Dans les deux situations, les DCIO se trouvèrent très impliqués dans d’autres espaces de « pouvoirs » que ceux « habituels » de l’éducation nationale. Echanges et travail avec les autres responsables d’organisations locales de manière assez systématique, mais aussi participation à des espaces de travail organisés par la région ou le département ainsi que le préfet furent de plus en plus fréquents. Le plus souvent, les DCIO n’avaient que très peu de « consignes », voire aucune, de la part de leur hiérarchie et se trouvaient également peu soutenus par les conseillers d’orientation-psychologues de leur CIO. Cela a dû avoir quelques conséquences sur les rapports entre DCIO et personnels du CIO. A l’extérieur les DCIO furent de plus en plus reconnus et appréciés, mais en interne certains furent suspects. Comment faire partager à l’équipe du centre des enjeux auxquels elle ne participe que très peu ?
Bernard Desclaux
[1] Bertrand Ravon : L’« échec scolaire ». Histoire d’un problème public. Paris, In Press éditions, 2000, 380 p, dont j’ai fait une recension dans l’OSP 30/4 | 2001 (avec une erreur dans le nom de l’auteur) et mis en ligne en 2016 https://journals.openedition.org/osp/4959#quotation
[2] Stéphane Moulin, Pierre Doray, Jean-Guy Prévost and Quentin Delavictoire, « La propagation internationale d’une représentation. Le cas du décrochage scolaire », Histoire & mesure [Online], XXIX-1 | 2014, Online since 30 June 2017, connection on 16 August 2018. URL : http://journals.openedition.org/histoiremesure/4958
[3] Lutte contre le décrochage scolaire. Organisation et mise en œuvre des articles L. 313-7 et L. 313-8 du code de l’Éducation NOR : MENE1101811C circulaire n° 2011-028 du 9-2-2011
MEN – DGESCO http://www.education.gouv.fr/cid54962/mene1101811c.html
Intéressant votre interrogation de la « Valse hésitation » du pouvoir d’état quand il se met à patauger dans les tourbillons contradictoires de l’espace « Orientation ». Je pense que sa grille d’analyse est trop dépendante des logiques de la société capitaliste. Quand une société, un système est en développement, la dynamique du développement l’emport sur les contradiction propres au système. Ce que la doxa dominante à décidé de nommer « les 30 glorieuses en est un exemple. Un certain nombre d’avancées se sont réalisées dans cette période.

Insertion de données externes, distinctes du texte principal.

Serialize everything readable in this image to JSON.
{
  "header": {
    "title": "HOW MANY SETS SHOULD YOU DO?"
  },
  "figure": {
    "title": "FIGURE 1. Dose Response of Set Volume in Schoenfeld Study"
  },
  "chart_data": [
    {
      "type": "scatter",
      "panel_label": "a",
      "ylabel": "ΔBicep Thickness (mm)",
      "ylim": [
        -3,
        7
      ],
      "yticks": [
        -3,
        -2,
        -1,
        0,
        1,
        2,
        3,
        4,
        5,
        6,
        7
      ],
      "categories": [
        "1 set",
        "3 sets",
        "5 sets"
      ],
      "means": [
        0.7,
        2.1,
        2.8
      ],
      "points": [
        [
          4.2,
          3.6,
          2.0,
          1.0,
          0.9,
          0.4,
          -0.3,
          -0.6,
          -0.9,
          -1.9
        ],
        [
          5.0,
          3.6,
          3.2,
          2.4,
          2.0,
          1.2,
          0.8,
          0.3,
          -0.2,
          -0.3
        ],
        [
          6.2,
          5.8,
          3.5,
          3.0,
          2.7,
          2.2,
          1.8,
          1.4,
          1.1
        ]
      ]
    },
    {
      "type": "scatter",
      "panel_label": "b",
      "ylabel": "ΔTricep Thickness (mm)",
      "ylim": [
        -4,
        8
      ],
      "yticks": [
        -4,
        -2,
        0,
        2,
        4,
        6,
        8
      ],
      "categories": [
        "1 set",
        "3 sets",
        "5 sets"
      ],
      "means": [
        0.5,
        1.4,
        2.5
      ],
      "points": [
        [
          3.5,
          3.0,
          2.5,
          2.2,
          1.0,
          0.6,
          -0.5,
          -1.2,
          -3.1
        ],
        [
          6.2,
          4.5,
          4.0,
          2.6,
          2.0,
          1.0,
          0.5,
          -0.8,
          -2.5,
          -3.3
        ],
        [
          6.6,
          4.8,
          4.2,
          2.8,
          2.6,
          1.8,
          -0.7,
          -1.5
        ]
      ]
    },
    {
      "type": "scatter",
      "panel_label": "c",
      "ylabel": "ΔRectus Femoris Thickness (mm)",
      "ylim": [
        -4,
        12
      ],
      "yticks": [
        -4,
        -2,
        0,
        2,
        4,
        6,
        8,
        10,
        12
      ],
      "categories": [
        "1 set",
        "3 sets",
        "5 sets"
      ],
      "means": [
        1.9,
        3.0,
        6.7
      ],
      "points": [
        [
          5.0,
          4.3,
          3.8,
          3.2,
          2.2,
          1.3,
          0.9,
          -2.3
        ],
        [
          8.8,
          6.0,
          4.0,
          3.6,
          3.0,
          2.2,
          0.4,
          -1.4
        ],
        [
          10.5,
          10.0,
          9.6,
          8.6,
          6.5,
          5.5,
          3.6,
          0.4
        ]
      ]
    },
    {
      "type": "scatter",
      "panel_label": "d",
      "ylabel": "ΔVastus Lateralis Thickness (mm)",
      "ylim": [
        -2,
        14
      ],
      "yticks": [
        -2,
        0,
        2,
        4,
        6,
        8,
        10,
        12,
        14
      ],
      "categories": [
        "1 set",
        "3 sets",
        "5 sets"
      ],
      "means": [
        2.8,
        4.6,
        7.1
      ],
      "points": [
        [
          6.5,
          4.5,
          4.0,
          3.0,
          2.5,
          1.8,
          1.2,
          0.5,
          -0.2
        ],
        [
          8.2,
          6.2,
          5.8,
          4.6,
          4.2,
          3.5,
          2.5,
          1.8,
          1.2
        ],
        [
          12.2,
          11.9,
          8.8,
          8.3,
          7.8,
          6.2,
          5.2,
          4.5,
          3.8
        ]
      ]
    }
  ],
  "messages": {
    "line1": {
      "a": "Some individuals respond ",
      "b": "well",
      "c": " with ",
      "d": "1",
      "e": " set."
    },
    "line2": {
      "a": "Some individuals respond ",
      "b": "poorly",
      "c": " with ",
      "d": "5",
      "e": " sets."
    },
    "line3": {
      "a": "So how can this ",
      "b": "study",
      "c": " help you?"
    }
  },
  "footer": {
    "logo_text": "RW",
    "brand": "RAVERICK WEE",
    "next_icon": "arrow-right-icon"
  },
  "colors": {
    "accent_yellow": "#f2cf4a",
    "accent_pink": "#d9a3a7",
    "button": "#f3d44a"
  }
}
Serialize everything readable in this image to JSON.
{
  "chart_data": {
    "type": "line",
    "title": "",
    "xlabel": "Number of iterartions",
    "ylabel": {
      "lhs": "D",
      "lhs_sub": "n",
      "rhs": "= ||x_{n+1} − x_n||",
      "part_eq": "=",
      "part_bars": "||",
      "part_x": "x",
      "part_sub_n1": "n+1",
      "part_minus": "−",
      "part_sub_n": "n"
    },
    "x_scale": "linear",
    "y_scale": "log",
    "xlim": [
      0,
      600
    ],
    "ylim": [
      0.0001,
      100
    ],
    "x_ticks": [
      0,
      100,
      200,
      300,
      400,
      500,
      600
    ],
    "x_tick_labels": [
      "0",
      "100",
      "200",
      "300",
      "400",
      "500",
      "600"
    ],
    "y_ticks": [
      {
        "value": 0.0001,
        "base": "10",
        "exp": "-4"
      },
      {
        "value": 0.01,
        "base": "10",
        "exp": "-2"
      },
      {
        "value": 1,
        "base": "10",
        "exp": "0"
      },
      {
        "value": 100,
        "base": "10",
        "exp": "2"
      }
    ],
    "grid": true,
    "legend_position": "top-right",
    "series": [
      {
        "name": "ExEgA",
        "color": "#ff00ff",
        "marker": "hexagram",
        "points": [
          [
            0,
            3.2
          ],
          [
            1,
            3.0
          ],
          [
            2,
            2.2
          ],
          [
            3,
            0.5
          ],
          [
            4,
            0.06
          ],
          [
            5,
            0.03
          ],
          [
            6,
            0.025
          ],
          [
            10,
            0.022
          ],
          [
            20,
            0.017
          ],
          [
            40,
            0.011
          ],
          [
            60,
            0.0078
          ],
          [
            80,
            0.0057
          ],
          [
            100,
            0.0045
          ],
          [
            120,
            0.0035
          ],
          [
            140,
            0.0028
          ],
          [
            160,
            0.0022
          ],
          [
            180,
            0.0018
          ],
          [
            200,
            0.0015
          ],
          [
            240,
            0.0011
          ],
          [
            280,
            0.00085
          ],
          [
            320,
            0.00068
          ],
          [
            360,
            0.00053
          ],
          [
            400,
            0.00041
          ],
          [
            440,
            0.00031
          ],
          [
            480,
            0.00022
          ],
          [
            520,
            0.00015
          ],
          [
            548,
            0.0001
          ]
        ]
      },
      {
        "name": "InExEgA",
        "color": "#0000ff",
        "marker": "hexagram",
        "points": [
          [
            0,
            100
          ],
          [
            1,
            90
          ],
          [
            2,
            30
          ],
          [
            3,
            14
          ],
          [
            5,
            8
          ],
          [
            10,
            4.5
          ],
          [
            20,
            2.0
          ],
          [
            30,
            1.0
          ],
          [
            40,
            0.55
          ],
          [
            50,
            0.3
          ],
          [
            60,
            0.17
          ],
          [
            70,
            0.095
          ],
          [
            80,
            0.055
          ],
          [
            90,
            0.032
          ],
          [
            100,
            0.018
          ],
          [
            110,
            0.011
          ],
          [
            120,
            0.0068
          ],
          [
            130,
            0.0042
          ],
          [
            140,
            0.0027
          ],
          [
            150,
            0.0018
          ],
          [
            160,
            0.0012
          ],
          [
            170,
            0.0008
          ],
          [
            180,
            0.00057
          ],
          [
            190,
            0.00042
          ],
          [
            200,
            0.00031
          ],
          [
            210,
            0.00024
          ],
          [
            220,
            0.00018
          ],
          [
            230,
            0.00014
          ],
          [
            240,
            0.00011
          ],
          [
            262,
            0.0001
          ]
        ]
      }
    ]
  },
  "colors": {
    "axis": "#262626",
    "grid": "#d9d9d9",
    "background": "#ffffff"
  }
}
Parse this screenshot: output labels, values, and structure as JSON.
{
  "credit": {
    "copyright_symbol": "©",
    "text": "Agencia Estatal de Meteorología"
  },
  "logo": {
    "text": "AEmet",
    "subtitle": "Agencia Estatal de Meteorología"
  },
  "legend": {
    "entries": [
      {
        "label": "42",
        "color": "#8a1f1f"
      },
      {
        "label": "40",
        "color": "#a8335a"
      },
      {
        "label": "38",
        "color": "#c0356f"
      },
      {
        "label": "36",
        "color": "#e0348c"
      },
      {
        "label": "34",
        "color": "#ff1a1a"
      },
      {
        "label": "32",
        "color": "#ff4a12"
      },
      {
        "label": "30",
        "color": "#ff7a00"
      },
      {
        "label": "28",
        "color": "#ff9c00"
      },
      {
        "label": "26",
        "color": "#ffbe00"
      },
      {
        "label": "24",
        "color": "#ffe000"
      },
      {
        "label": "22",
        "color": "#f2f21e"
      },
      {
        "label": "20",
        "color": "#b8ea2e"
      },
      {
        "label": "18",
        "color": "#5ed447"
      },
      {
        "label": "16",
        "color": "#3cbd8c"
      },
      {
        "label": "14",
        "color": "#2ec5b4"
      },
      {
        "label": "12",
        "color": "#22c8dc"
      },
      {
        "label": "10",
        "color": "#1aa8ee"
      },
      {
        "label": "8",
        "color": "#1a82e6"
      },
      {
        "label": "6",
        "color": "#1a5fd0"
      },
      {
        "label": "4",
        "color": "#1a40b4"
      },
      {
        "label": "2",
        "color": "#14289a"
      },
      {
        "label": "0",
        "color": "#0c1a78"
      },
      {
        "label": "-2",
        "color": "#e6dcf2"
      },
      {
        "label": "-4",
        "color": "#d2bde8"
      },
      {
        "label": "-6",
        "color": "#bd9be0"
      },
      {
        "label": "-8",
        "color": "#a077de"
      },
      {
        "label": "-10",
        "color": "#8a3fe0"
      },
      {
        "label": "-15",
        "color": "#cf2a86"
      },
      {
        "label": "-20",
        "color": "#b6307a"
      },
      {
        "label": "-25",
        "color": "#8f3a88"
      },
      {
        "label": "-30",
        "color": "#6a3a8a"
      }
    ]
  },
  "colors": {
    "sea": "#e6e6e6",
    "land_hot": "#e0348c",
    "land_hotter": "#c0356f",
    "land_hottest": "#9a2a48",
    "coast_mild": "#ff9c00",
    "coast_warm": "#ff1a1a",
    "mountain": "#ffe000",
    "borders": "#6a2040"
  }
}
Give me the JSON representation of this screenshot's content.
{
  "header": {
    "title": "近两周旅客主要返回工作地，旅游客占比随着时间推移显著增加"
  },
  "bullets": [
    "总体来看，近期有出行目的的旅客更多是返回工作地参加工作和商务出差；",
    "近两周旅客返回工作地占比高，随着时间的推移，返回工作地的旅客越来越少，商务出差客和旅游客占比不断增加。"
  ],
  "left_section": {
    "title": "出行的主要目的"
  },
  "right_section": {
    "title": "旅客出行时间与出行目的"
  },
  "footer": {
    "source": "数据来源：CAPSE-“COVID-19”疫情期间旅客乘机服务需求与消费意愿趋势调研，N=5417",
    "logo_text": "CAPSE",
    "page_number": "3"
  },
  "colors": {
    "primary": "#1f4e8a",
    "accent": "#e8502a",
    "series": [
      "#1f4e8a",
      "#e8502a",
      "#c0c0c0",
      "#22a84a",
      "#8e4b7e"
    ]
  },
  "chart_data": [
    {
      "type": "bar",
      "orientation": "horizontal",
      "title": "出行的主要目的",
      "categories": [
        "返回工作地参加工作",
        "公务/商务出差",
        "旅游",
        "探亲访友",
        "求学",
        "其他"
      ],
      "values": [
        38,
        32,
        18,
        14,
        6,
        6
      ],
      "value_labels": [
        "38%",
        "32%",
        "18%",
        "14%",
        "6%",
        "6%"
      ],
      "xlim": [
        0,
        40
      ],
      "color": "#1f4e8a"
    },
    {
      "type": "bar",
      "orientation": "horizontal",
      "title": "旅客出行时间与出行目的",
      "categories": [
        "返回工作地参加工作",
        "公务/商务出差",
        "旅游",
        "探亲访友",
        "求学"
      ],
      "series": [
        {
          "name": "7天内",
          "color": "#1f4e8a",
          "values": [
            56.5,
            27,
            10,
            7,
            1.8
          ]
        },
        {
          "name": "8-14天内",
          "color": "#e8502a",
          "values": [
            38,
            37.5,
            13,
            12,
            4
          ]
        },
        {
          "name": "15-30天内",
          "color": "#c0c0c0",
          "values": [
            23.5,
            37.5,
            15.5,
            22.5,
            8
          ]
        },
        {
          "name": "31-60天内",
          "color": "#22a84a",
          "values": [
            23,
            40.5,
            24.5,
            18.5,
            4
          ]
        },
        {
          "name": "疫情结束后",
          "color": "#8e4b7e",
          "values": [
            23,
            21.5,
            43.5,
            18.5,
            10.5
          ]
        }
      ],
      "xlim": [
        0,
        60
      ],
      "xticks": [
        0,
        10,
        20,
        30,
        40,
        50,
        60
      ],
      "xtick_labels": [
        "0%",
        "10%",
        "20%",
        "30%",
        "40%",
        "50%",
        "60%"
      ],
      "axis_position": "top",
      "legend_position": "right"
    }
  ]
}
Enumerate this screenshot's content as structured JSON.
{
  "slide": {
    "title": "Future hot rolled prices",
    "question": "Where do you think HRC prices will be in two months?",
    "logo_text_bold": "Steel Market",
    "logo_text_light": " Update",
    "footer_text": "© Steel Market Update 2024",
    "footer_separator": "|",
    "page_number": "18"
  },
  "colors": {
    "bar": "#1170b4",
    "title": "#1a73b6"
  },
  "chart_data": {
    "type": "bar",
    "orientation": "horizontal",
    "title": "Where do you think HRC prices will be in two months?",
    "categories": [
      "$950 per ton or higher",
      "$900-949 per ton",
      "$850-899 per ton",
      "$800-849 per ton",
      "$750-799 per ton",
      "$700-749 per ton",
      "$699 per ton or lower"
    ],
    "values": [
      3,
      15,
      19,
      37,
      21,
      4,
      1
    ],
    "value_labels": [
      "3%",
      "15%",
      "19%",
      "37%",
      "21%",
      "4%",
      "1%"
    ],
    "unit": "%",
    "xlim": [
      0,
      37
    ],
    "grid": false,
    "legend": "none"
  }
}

Par contre, quand la dynamique interne au système, est dépassée par une accumulation de micro-fissures elle ne répond généralement que par une accumulation de rustines et au bout d’un certain temps le bateau coule. Aujourd’hui le service d’orientation est devenu une accumulation de rustines, Pour l’emploi on accumule les rustines depuis les années 81 pour essayer de sauver les apparences, je cite: contrat emploi-formation, jeunes volontaires, travaux d’utilité collective, contrat emploi-solidarité, contrat d’insertion locale, contrat jeune….qui tentait de suppléer les carences des entreprises… Pour l’éducation nationale, les services hospitaliers, la justice, les recrutements sont insuffisant pour répondre aux besoins. En réalité la politique de l’emploi est essentiellement piloté par la rentabilité du capital et très peu pour des raisons d’utilité sociale.